Sudden-Onset Sleep in Parkinson’s Disease: Who is at Risk?
Abstract & Commentary
Synopsis: SOS, in part, can be attributed to PD-specific pathology because disease duration and subjective disease severity have been shown to be predictors of SOS.
Sources: Korner,Y et al. Predictors of Sudden Onset of Sleep in Parkinson's Disease. Movement Disorders. 2004;19:1298-1305; Rissling I, et al. Dopamine Receptor Gene Polymorphisms in Parkinson's Disease Patients Reporting "Sleep Attacks". Movement Disorders. 2004;19:1279-1284.
Sudden onset of sleep (SOS) can occur in people with Parkinson's disease (PD), and has potentially disastrous consequences, especially while driving. Sleep attacks were initially reported in patients taking non-ergoline dopamine agonists.1 However, other medications, as well as characteristics of the disease itself, have since been implicated, and how to identify those at risk remains controversial. Two studies recently attempted to address this question and investigate a relationship to dopamine dysfunction, in very different ways. Korner and colleagues targeted 12,000 members of a nationwide German PD patient support group, with a questionnaire designed specifically for this study. The questionnaire contained items regarding disease duration and medications, the Epworth Sleepiness Scale, as well as sleep behavior at night and during the daytime. SOS was assessed based upon subjective responses to a set of questions, without the need for eyewitness account. Of 6620 respondents with PD, 42.9% reported SOS. Of these, fully 10% did not think they experienced prior warning symptoms of drowsiness. The strongest predictors of SOS were increasing age, male sex, longer disease duration, and presence of various sleep disturbances. Taking non-ergoline dopamine agonists was more strongly associated with SOS in patients below 70 years old and in those with disease duration less than 7 years. To further address a potential role for dopaminergic agents, 137 patients with SOS and 137 patients without SOS were identified from respondents by Rissling and colleagues. Blood was drawn for genetic analysis by each patient's general practitioner, and was subjected to testing for known polymorphisms in the dopamine D2 receptor family. A Taq IA polymorphism in DRD2 was significantly associated with SOS. No significant differences were observed for polymorphisms in the DRD3 and DRD4 genes.
Commentary
Daytime somnolence is a serious problem for many with PD. Brainstem pathology in PD likely impacts on sleep-wake disturbances, through dysfunction of mesocorticolimbic (and possibly mesostriatal) circuitry that contributes to wakefulness, as well as involvement of other structures such as the pedunculopontine nucleus (PPN). A Canadian study, performed by direct evaluation and interview, found 51% of highly functional, non-demented PD patients to have excessive daytime sleepiness.2 Almost 4% of those still driving had experienced at least 1 episode of falling asleep at the wheel, and some patients report sleep attacks, without warning signs of prior drowsiness. The issue is complicated by the possibility that any warning signs may be misjudged or later forgotten by patients. How then, should we counsel our patients about these occurrences? Identifying associations via observational studies is a first step.

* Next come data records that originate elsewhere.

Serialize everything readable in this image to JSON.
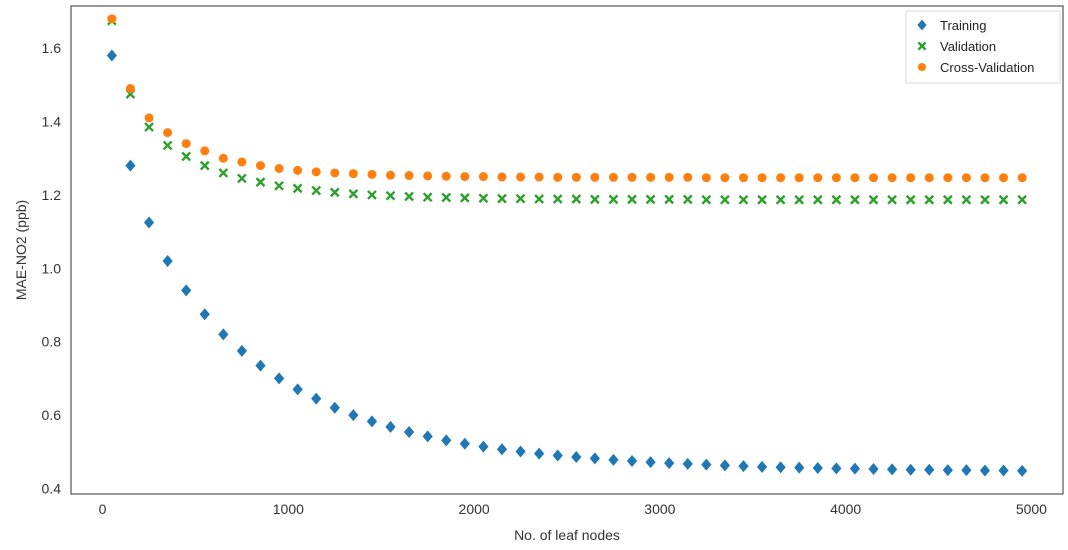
{
  "chart_data": {
    "type": "scatter",
    "title": "",
    "xlabel": "No. of leaf nodes",
    "ylabel": "MAE-NO2 (ppb)",
    "xlim": [
      -170,
      5170
    ],
    "ylim": [
      0.385,
      1.715
    ],
    "xticks": [
      0,
      1000,
      2000,
      3000,
      4000,
      5000
    ],
    "yticks": [
      0.4,
      0.6,
      0.8,
      1.0,
      1.2,
      1.4,
      1.6
    ],
    "xtick_labels": [
      "0",
      "1000",
      "2000",
      "3000",
      "4000",
      "5000"
    ],
    "ytick_labels": [
      "0.4",
      "0.6",
      "0.8",
      "1.0",
      "1.2",
      "1.4",
      "1.6"
    ],
    "grid": false,
    "legend_position": "top-right",
    "x": [
      50,
      150,
      250,
      350,
      450,
      550,
      650,
      750,
      850,
      950,
      1050,
      1150,
      1250,
      1350,
      1450,
      1550,
      1650,
      1750,
      1850,
      1950,
      2050,
      2150,
      2250,
      2350,
      2450,
      2550,
      2650,
      2750,
      2850,
      2950,
      3050,
      3150,
      3250,
      3350,
      3450,
      3550,
      3650,
      3750,
      3850,
      3950,
      4050,
      4150,
      4250,
      4350,
      4450,
      4550,
      4650,
      4750,
      4850,
      4950
    ],
    "series": [
      {
        "name": "Training",
        "marker": "diamond",
        "color": "#1f77b4",
        "values": [
          1.58,
          1.28,
          1.125,
          1.02,
          0.94,
          0.875,
          0.82,
          0.775,
          0.735,
          0.7,
          0.67,
          0.645,
          0.62,
          0.6,
          0.583,
          0.568,
          0.554,
          0.542,
          0.531,
          0.522,
          0.514,
          0.507,
          0.501,
          0.495,
          0.49,
          0.486,
          0.482,
          0.478,
          0.475,
          0.472,
          0.469,
          0.467,
          0.465,
          0.463,
          0.461,
          0.459,
          0.458,
          0.457,
          0.456,
          0.455,
          0.454,
          0.453,
          0.452,
          0.451,
          0.451,
          0.45,
          0.45,
          0.449,
          0.449,
          0.448
        ]
      },
      {
        "name": "Validation",
        "marker": "x",
        "color": "#2ca02c",
        "values": [
          1.675,
          1.475,
          1.385,
          1.335,
          1.305,
          1.28,
          1.26,
          1.245,
          1.235,
          1.225,
          1.218,
          1.212,
          1.207,
          1.203,
          1.2,
          1.198,
          1.196,
          1.194,
          1.193,
          1.192,
          1.191,
          1.19,
          1.19,
          1.189,
          1.189,
          1.189,
          1.188,
          1.188,
          1.188,
          1.188,
          1.188,
          1.188,
          1.187,
          1.187,
          1.187,
          1.187,
          1.187,
          1.187,
          1.187,
          1.187,
          1.187,
          1.187,
          1.187,
          1.187,
          1.187,
          1.187,
          1.187,
          1.187,
          1.187,
          1.187
        ]
      },
      {
        "name": "Cross-Validation",
        "marker": "circle",
        "color": "#ff7f0e",
        "values": [
          1.68,
          1.49,
          1.41,
          1.37,
          1.34,
          1.32,
          1.3,
          1.29,
          1.28,
          1.272,
          1.267,
          1.263,
          1.26,
          1.258,
          1.256,
          1.254,
          1.253,
          1.252,
          1.251,
          1.25,
          1.25,
          1.249,
          1.249,
          1.249,
          1.248,
          1.248,
          1.248,
          1.248,
          1.248,
          1.248,
          1.248,
          1.248,
          1.247,
          1.247,
          1.247,
          1.247,
          1.247,
          1.247,
          1.247,
          1.247,
          1.247,
          1.247,
          1.247,
          1.247,
          1.247,
          1.247,
          1.247,
          1.247,
          1.247,
          1.247
        ]
      }
    ]
  }
}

The study design utilized by Korner et al is, of course, subject to bias: we cannot be sure that respondents indeed have idiopathic PD, those with daytime drowsiness might be more likely to respond, and subjective reports in this realm are quite unreliable. However, associations of age, male sex, and disease duration, demonstrated in this study, are plausible, and are consistent with those noted previously. The study also highlights a potential contribution of dopaminergic medications. Dopamine plays a complex role in normal and pathologic sleep-wake cycles, and anti-Parkinson's medications can negatively impact both nighttime sleep and daytime alertness. How this occurs is unclear, but non-ergoline dopamine agonists have negligible binding to the dopamine D1 receptor family. Rissling et al, therefore, sought to concentrate efforts on the D2 receptor family. It is intriguing that association of a DRD2 gene polymorphism with SOS was demonstrated in this population. This needs to be confirmed, but could be a first step to better understanding the molecular underpinnings of abnormalities of sleep and wakefulness in PD. For the present, questioning about sleep habits and daytime drowsiness should be part of our clinical evaluation of a PD patient, with careful counseling and monitoring when it comes to choice of medication. — Claire Henchcliffe
Dr. Henchcliffe is Assistant Professor of the Department of Neurology, Weill Medical College of Cornell University.
References
1. Frucht S, et al. Falling Asleep at the Wheel: Motor Vehicle Mishaps in Persons Taking Pramipexole and Ropinirole. Neurology. 1999;52:1908-1910.
2. Hobson DE, et al. Excessive Daytime Sleepiness and Sudden-Onset Sleep in Parkinson Disease. JAMA. 2002;287:455-463.
SOS, in part, can be attributed to PD-specific pathology because disease duration and subjective disease severity have been shown to be predictors of SOS.